Una niña los acompaña y me fascina el raciocinio de mi género, parece que escuchar tantas barbaridades le ha aburrido y se aleja. Yo, me desvío también a buscar aquellos olores que conforme prenden los faroles no sólo hacen aparecer sombras sobre la plaza, sino también a los hamburgueseros o a los señores de los tacos de la esquina: ¡las carnes están en la parrilla! Se está cocinando la carne, casi escucho la sangre gotear sobre el carbón: una y otra, y otra más y hacen que el carbón humee y entonces el olor es más fuerte y me da más hambre, segrego saliva como un perro hambriento a la espera de que alguien me lance un pedazo de carne, pero sólo se les ocurre aventar las migas de pan que les sobra. ¡Malditos!.
Definitivamente entra la noche, los faroles están al cien por ciento encendidos por todo el caminito que hace una cruz sobre y dividiendo la plaza. Iluminada se ve mejor, más coqueta, más cachonda, más romántica, más viva, pero siempre estática. Su función es nula si no hay gente, por fortuna siempre hay pero siempre en la noche; andan en ella un rato y luego se van. Debería ser por más rato, noche.
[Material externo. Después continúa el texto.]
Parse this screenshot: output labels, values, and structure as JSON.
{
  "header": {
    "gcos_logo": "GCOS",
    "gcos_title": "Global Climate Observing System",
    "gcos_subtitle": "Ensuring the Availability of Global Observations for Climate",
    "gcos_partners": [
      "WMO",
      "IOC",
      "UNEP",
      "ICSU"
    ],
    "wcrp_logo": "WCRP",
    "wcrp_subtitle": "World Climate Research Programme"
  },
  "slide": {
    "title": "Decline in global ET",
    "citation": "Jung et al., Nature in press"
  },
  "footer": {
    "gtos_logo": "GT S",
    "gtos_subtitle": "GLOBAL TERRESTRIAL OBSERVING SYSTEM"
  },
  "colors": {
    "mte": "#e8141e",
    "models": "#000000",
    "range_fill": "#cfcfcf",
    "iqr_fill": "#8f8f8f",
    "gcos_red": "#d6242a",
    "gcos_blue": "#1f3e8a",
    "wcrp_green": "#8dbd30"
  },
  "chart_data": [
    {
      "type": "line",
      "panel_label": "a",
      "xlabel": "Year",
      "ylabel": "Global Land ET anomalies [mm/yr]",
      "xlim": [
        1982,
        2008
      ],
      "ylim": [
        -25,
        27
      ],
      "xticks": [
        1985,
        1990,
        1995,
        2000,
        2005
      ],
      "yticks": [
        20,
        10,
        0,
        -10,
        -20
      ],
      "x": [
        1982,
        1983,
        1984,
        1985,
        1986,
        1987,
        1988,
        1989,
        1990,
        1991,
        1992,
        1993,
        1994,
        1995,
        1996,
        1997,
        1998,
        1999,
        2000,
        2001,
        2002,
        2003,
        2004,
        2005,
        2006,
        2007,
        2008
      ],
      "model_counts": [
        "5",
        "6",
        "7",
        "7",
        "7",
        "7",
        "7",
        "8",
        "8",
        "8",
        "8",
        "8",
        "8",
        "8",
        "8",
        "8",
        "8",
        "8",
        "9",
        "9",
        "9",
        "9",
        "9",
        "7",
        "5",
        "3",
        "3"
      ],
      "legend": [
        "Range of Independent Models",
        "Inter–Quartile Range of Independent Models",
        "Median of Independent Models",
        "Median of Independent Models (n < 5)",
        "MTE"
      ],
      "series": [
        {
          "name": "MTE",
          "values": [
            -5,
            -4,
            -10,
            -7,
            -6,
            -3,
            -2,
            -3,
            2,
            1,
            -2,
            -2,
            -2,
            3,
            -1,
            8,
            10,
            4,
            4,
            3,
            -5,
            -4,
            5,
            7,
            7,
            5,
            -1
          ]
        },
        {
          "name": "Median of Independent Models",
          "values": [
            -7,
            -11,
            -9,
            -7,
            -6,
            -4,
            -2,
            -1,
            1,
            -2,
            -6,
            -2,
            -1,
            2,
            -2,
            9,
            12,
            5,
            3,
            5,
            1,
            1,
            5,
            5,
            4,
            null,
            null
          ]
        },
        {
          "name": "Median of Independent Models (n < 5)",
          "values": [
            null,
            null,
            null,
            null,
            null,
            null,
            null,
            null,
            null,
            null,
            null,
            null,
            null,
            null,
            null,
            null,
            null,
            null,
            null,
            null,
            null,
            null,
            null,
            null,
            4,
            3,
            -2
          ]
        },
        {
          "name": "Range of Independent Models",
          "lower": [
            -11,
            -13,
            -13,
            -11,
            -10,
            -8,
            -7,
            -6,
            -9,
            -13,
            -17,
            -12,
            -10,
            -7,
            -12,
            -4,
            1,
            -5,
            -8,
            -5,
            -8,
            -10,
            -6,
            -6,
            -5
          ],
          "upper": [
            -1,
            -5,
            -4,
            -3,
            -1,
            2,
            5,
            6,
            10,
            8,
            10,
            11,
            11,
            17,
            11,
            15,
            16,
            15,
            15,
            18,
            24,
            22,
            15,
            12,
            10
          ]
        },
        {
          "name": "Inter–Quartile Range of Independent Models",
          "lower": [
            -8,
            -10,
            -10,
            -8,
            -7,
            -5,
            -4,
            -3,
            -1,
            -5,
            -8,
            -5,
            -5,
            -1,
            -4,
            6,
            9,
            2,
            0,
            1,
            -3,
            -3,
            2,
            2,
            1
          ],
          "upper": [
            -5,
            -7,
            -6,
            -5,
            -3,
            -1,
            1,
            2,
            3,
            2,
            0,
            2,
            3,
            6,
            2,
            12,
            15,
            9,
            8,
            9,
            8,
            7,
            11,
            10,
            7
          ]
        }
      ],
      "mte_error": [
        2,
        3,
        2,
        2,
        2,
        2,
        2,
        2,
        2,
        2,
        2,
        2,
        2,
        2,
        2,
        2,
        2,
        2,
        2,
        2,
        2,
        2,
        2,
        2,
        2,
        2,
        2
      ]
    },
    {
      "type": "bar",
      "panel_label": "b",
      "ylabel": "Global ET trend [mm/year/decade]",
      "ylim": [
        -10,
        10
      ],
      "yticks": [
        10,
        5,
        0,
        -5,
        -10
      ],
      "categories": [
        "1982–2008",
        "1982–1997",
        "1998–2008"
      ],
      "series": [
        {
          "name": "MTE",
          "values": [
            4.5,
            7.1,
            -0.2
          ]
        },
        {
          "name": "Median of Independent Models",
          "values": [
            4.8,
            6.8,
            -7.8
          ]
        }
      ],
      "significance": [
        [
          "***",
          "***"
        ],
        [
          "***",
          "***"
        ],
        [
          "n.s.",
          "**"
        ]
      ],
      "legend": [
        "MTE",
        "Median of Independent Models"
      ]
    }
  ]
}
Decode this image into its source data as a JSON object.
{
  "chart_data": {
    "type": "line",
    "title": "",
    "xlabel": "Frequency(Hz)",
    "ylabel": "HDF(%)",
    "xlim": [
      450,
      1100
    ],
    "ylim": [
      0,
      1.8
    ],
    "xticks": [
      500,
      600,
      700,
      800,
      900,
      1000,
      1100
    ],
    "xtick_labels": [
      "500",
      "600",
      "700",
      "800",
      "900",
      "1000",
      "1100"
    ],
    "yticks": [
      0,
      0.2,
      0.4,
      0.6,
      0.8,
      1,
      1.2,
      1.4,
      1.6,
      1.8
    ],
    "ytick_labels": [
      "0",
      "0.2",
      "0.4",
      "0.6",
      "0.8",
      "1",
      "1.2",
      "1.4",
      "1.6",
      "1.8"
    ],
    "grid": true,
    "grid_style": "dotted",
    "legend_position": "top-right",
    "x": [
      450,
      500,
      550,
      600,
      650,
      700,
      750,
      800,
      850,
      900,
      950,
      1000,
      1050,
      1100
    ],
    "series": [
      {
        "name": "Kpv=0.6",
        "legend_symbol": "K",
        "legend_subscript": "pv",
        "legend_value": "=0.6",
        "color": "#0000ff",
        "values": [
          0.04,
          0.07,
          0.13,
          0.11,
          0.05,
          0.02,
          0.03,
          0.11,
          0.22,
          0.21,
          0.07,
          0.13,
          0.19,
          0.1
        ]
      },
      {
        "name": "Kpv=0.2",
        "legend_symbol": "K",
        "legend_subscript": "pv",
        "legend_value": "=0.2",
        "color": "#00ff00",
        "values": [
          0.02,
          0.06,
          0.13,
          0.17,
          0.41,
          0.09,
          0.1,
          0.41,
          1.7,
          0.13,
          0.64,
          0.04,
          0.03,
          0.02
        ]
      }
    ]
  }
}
Parecería que nadie tiene asuntos por resolver, están tan campantes los hijos de la chingada que me dan envidia.
Olores y sonidos. Escucho otro muy peculiar, es música de barrio, música “guapachosa”, está lejos todavía de mí; pero le reconozco tan bien: es el ¡señor de los elotes!, bendito sea el ¡señor de los elotes! que con el ruidito de su moto dice que ha entrado la noche, que por fin nos podemos echar algo calientito en esta ciudad caliente. Ojala llegue rápido para comprarle uno. ¡Tengo hambre!
Hay cientos de sonidos.
Se hizo el cambio de guardia en la plaza, las conciencias se pierden en los arbustos y mentadas de césped, los pájaros ya han volado, están dormidos, ahora sólo hay grillos y no se les ve, apenas se les escucha, nadie quiere escucharles, es que por lo general son aburridos, te mandan a dormir en cuanto les prestas atención y esa es mi canción de cuna, han sido muchos ruidos por hoy y realmente, sólo uno me ha conquistado: el silencio de la puta, dueña de los tacones, sentada una banca delante de mi.